Ciudad de México, Baja California, Puebla, Tabasco y posteriormente Veracruz muestran una dinámica de mayor vulnerabilidad que la de los estados donde los mandatarios tomaron medidas preventivas estrictas. Hubo quien no dimensionó la dinámica del problema. Se cantaron victorias anticipadas y se anunciaron etapas con información que resultó evidentemente falsa, como es el hecho de que el pico del contagio sería en la primera semana de mayo. No sólo no se suavizó la tasa de crecimiento de enfermos, sino que han venido creciendo la letalidad y los decesos.
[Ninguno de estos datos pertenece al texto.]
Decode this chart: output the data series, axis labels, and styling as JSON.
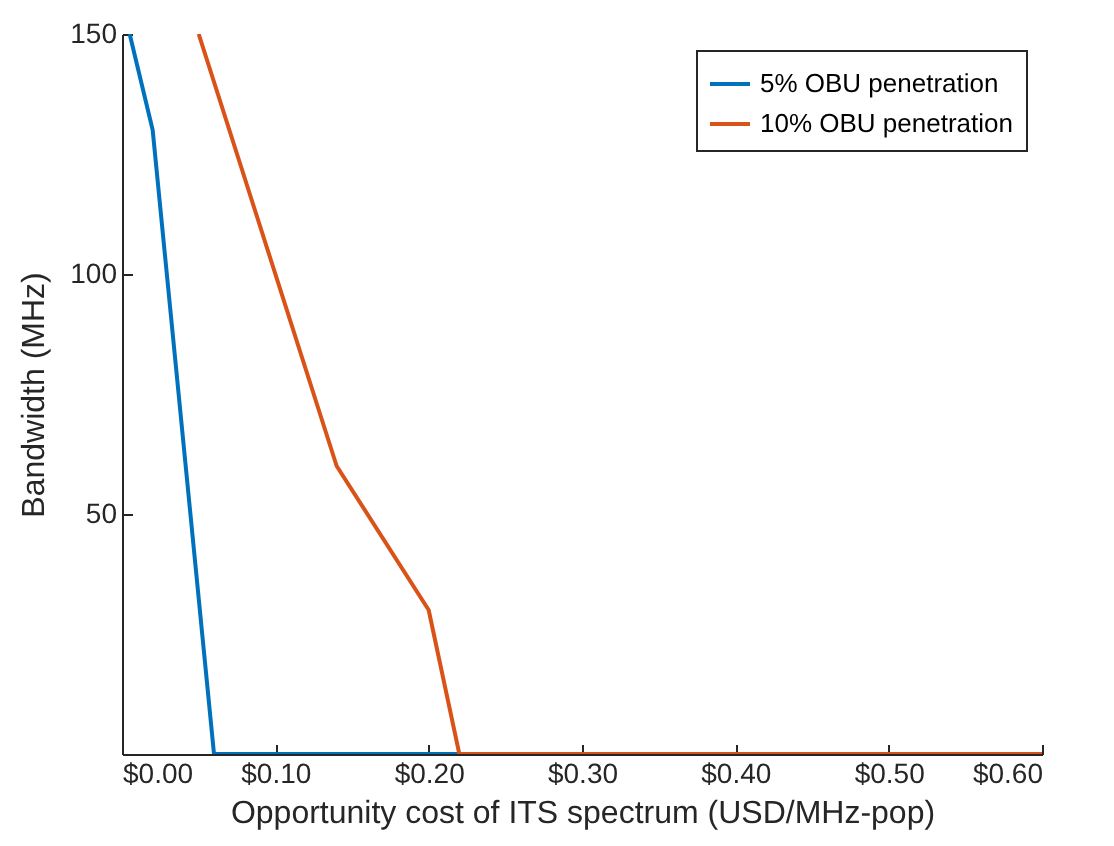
{
  "chart_data": {
    "type": "line",
    "xlabel": "Opportunity cost of ITS spectrum (USD/MHz-pop)",
    "ylabel": "Bandwidth (MHz)",
    "xlim": [
      0,
      0.6
    ],
    "ylim": [
      0,
      150
    ],
    "xticks": [
      {
        "value": 0,
        "label": "$0.00"
      },
      {
        "value": 0.1,
        "label": "$0.10"
      },
      {
        "value": 0.2,
        "label": "$0.20"
      },
      {
        "value": 0.3,
        "label": "$0.30"
      },
      {
        "value": 0.4,
        "label": "$0.40"
      },
      {
        "value": 0.5,
        "label": "$0.50"
      },
      {
        "value": 0.6,
        "label": "$0.60"
      }
    ],
    "yticks": [
      50,
      100,
      150
    ],
    "legend": "top right",
    "grid": false,
    "marker": "none",
    "line_style": "solid",
    "series": [
      {
        "name": "5% OBU penetration",
        "color": "#0072bd",
        "x": [
          0.005,
          0.02,
          0.06,
          0.6
        ],
        "values": [
          150,
          130,
          0,
          0
        ]
      },
      {
        "name": "10% OBU penetration",
        "color": "#d95319",
        "x": [
          0.05,
          0.14,
          0.2,
          0.22,
          0.6
        ],
        "values": [
          150,
          60,
          30,
          0,
          0
        ]
      }
    ]
  }
}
La imprecisión de los números de la pandemia, que seguramente ocurre en más de un país, en México se ve agravada por la resistencia de las autoridades federales de realizar pruebas de contagio en una proporción razonable. A los gobernadores se les impidió importar las pruebas, a grado tal que México es uno de los países que menos exámenes de contagio ha realizado. Si no se hacen pruebas, como recomendó la OMS, es inevitable que la información derivada como geografía y demografía de contagios, decesos y particularmente, letalidad, sean imprecisas.

El Presidente actuó bien al establecer que la siguiente etapa debiera estar acordada con los mandatarios locales y que fueran estas autoridades las que determinarían la dinámica de la aplicación del programa subsecuente. Trasladar al gobernante local la decisión hace sentido, siempre y cuando el mandatario haga uso razonable de su potestad con apego irrestricto a la legalidad y al sentido común.

La CONAGO ha probado ser una instancia útil y productiva en la interlocución con el poder central. Un gobernador prudente y cuidadoso como Mauricio Vila, es quien tiene a cargo la comisión de salud. De manera que se tiene una razonable postura con el gobierno federal. Nada fácil por el desencuentro previo a la pandemia, a raíz del inicio del INSABI y por la idea de buena parte de los gobernadores de que es hora de revisar la recolección de impuestos y la distribución de recursos.

En el caso de México, el desencuentro del gobierno central con algunos de los gobiernos locales aumentará no solo por razones de calendario electoral. También está la disminución en la recaudación, especialmente la de ingresos petroleros. El gobierno de la Cuarta Transformación ha instrumentado políticas draconianas de reducción del gasto, a la vez que la inversión tiene una expresión regional que excluye la mayor parte del país. El gasto social tiene expresiones clientelares que tampoco contribuye a la armonía entre lo local y lo central.

Queda claro que la pandemia y su secuela afectarán de manera trascendente el frágil entendimiento entre el gobierno federal y las entidades federativas. Todo esto estará en el centro del debate con motivo de las elecciones locales, a casi un año de distancia. Es muy probable que su desenlace, por su expresión local, propicie el regreso de la pluralidad a la Cámara de Diputados.